Потом пойдут они в поле вместе с Прохором, Пелагея с серпом на плече, а серп словно полумесяц упал на плечи – Прохор же с такой светлой косой, что так вот и брызжет, так и горит и отдается своим светом в росистой траве.
Пелагея согнется в полосе, зажмет в руку колос, а Прохор уже кричит:
– До-мой!
Пелагея только положит серп на полосном краю, а Прохор уж тут.
Только это совсем не Прохор! Будто он, а будто и нет! На пятках копыта, борода полсажени али рыжая грива – хорошо не видно, а только окликнешь:
– Прохор, что ты как нарядился?
...сейчас же задом норовит ударить под живот – теперь уж вовсе не Прохор, а мерин, рыжий-рыжий, какой у отца Никанора издох прошлой весной.
Вскрикнет, проснется Пелагея, покстится торопливо в ворот рубашки на грудь и снова заснет.
Ин нет: полежит две минуты и снова опять!
Только будто теперь уже не мерин отца Никанора, а подпасок Игнатка стоит на том месте, где Прохор только что был, обернувшись в Никанорова мерина,– стоит и смеется!
В руках Игнатки борода полсажени, веревочкой привяжет – Прохор!
Отвяжет – Игнатка!
Инда чудно!
Только Игнатка смелее, трется об юбку, словно теленок, под юбкой щекочет травинкой и так лукаво туда поглядит, как будто уж и не видывал сроду, а у самого щеки горя-ят!
Пелагея тоже краснеет, крепко колени сжимает, и все норовится убежать, а ноги, как связан-ные подгибаются сами.
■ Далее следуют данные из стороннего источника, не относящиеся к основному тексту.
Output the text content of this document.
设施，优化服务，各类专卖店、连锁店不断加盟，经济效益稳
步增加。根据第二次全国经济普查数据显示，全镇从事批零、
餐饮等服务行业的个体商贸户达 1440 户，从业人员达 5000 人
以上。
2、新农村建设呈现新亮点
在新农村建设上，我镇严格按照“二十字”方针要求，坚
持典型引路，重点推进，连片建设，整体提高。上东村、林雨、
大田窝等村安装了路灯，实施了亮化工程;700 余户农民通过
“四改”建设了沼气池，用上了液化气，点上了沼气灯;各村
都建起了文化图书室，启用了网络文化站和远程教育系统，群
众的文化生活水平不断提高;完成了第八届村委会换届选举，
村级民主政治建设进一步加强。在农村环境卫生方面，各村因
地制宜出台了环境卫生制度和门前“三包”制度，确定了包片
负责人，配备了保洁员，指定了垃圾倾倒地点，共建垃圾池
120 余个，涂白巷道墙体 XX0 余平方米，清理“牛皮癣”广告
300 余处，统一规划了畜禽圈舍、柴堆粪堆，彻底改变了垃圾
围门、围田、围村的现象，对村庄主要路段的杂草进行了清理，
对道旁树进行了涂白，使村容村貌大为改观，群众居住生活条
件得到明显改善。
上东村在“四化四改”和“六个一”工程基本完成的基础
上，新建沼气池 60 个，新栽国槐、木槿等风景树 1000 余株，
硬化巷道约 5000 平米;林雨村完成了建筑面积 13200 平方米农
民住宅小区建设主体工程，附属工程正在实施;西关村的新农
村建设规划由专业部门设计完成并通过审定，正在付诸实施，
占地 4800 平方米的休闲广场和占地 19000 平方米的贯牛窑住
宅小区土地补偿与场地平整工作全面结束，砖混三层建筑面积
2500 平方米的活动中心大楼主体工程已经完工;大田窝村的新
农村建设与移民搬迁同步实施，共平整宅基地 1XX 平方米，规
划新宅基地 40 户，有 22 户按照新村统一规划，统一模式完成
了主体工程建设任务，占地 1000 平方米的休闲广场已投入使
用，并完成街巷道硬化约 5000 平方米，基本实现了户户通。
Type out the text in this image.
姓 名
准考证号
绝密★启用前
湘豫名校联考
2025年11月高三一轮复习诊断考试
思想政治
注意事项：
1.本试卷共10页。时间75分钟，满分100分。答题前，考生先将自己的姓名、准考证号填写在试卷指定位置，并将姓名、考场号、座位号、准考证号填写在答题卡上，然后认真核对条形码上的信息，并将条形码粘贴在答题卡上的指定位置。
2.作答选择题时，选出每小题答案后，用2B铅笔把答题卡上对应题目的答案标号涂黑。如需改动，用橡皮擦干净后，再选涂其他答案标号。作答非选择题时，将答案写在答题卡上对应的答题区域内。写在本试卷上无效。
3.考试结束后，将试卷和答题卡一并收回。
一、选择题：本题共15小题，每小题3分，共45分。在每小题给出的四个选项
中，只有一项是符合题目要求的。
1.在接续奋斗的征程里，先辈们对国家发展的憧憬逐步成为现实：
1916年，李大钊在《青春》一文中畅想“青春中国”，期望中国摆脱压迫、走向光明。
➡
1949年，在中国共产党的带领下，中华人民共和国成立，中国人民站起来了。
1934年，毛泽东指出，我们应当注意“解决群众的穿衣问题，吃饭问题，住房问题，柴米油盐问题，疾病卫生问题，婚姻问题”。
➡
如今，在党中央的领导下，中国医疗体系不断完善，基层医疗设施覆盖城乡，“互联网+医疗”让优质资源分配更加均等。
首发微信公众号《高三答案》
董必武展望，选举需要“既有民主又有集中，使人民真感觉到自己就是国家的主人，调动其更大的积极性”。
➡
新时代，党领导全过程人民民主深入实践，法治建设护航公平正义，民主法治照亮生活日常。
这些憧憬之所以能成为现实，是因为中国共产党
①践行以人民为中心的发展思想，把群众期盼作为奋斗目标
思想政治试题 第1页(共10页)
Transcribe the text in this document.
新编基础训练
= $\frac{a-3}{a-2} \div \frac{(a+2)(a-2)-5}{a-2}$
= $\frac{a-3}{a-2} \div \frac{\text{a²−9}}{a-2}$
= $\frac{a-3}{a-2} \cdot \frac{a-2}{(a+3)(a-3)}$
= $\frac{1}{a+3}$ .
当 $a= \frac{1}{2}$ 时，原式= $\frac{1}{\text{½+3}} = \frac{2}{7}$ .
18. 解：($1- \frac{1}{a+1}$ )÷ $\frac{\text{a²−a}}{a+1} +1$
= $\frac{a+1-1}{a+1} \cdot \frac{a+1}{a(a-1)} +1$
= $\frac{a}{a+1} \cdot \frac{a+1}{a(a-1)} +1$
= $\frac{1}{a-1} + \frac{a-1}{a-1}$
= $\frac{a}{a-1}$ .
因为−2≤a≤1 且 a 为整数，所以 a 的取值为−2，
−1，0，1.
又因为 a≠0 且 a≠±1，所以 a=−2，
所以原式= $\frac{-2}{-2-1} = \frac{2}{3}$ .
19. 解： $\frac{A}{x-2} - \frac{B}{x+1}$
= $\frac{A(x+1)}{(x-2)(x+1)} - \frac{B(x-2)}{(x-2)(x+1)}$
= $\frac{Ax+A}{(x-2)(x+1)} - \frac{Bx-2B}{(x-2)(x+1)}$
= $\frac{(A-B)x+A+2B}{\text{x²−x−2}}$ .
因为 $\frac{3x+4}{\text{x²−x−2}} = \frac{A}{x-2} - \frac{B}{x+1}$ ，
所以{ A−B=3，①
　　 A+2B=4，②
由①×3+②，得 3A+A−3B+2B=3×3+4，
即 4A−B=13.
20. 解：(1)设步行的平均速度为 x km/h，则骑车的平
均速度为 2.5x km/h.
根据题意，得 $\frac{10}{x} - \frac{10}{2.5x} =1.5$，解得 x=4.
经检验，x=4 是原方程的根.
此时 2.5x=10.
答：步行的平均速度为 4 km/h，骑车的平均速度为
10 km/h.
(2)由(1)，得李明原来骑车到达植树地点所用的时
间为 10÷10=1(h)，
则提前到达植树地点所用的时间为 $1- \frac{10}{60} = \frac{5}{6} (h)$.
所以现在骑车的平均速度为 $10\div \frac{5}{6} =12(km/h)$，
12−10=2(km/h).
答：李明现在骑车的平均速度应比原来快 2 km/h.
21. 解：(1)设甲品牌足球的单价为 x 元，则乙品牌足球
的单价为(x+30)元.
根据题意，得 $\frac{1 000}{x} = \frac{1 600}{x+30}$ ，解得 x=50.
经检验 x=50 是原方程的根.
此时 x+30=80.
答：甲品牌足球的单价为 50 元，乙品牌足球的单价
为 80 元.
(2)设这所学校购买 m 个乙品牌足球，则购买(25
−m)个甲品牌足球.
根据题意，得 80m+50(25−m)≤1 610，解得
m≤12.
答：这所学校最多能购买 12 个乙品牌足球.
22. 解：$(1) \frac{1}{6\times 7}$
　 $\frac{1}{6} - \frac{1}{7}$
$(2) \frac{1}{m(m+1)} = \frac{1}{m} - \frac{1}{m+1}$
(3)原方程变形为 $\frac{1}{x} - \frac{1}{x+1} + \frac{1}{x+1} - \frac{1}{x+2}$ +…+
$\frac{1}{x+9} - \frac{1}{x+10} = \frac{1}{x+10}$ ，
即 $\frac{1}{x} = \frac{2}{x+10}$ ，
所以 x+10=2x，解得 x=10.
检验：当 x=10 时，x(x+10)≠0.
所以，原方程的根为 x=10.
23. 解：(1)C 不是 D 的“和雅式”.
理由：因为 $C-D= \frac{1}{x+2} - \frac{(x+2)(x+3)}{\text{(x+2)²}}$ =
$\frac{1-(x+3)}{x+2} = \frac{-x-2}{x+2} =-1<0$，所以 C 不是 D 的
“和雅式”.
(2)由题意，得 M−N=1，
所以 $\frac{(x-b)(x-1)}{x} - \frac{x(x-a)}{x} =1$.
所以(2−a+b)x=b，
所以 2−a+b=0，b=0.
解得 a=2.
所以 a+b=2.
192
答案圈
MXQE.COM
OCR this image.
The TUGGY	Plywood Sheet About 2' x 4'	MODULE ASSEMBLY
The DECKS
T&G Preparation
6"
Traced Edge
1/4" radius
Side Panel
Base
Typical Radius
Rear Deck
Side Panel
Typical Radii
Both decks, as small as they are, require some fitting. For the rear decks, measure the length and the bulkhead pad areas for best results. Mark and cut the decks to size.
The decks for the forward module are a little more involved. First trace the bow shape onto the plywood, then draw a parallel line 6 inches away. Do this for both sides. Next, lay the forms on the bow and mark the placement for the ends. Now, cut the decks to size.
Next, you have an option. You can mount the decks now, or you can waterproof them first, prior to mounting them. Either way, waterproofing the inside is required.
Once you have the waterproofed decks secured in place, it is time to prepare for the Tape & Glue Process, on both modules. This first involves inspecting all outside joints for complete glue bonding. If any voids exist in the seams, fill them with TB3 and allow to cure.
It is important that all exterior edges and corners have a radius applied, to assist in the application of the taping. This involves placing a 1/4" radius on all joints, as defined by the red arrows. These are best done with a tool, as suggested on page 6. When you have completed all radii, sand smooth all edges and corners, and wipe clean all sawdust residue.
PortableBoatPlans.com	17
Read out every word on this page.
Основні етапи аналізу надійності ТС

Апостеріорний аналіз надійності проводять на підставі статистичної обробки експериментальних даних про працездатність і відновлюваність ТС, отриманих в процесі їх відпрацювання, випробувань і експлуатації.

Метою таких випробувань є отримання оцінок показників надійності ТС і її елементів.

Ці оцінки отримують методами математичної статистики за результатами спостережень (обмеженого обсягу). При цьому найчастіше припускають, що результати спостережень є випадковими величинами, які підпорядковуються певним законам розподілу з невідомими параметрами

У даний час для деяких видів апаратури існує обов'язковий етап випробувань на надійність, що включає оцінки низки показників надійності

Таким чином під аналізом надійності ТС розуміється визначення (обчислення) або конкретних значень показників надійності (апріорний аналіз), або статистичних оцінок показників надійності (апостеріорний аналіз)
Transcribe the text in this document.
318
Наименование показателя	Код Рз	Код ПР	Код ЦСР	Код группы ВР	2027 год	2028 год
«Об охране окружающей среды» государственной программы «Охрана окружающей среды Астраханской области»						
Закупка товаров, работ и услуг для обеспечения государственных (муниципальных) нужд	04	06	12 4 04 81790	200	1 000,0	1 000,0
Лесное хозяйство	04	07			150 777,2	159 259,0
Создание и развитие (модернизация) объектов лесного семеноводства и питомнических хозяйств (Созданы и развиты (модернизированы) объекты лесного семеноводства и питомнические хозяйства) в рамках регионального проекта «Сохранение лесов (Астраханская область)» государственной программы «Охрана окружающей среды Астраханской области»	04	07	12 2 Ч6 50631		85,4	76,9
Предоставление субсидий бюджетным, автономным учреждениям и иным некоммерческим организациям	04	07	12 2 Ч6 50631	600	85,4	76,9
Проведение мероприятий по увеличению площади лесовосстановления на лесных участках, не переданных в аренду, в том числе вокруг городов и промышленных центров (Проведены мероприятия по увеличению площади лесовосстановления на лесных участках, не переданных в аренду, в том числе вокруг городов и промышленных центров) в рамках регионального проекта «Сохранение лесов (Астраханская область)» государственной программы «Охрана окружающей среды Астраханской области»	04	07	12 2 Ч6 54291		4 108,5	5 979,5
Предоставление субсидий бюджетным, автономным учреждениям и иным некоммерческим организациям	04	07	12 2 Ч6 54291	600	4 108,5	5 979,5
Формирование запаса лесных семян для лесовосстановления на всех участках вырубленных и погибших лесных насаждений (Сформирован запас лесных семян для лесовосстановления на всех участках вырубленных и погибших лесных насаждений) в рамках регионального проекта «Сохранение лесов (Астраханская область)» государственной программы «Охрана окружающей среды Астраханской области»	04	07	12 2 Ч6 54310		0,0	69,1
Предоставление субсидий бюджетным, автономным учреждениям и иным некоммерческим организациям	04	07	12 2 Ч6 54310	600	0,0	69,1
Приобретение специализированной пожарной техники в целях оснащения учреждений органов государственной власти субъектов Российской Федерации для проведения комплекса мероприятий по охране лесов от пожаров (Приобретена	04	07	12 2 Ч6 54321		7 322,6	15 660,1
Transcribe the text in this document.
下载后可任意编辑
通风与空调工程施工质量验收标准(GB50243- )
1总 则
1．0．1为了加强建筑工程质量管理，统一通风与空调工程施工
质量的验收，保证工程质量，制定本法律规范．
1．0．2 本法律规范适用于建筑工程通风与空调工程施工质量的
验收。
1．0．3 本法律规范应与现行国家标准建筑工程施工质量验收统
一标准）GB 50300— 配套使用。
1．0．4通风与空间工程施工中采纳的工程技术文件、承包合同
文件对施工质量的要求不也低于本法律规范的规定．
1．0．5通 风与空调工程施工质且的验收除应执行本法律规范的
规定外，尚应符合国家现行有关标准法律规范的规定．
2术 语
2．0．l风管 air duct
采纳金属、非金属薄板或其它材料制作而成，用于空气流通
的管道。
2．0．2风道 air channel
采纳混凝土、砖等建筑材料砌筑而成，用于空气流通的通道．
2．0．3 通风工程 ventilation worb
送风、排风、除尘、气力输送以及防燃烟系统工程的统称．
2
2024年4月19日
Пелагея валится в луг, и такая вырастает кругом трава, душистая, высокая, мягкая, такие большие цветы расцветают в этой траве, только и видно, что синее-синее небо, словно бельевая вода в корыте, да этот пащонок Игнатка.
Подпасок Игнатка, хоть было ему только четырнадцать лет – крепкий, высокий, с крутой грудью, с румянцем, обветренным в поле, прибластился раз Пелагее, когда она однажды поутру коров выгоняла, немного заспавшись, и Прохор с полусонных глаз еще совсем не ушел...
– Помилуй осподи! – подумала баба.
А сама так и впилась в Игнатку. Игнатка же прошел мимо нее с длинным кнутом на плече и даже взглянуть-то не глянул: в ребячьих мозгах, как в чистой воде – все на донышке видно!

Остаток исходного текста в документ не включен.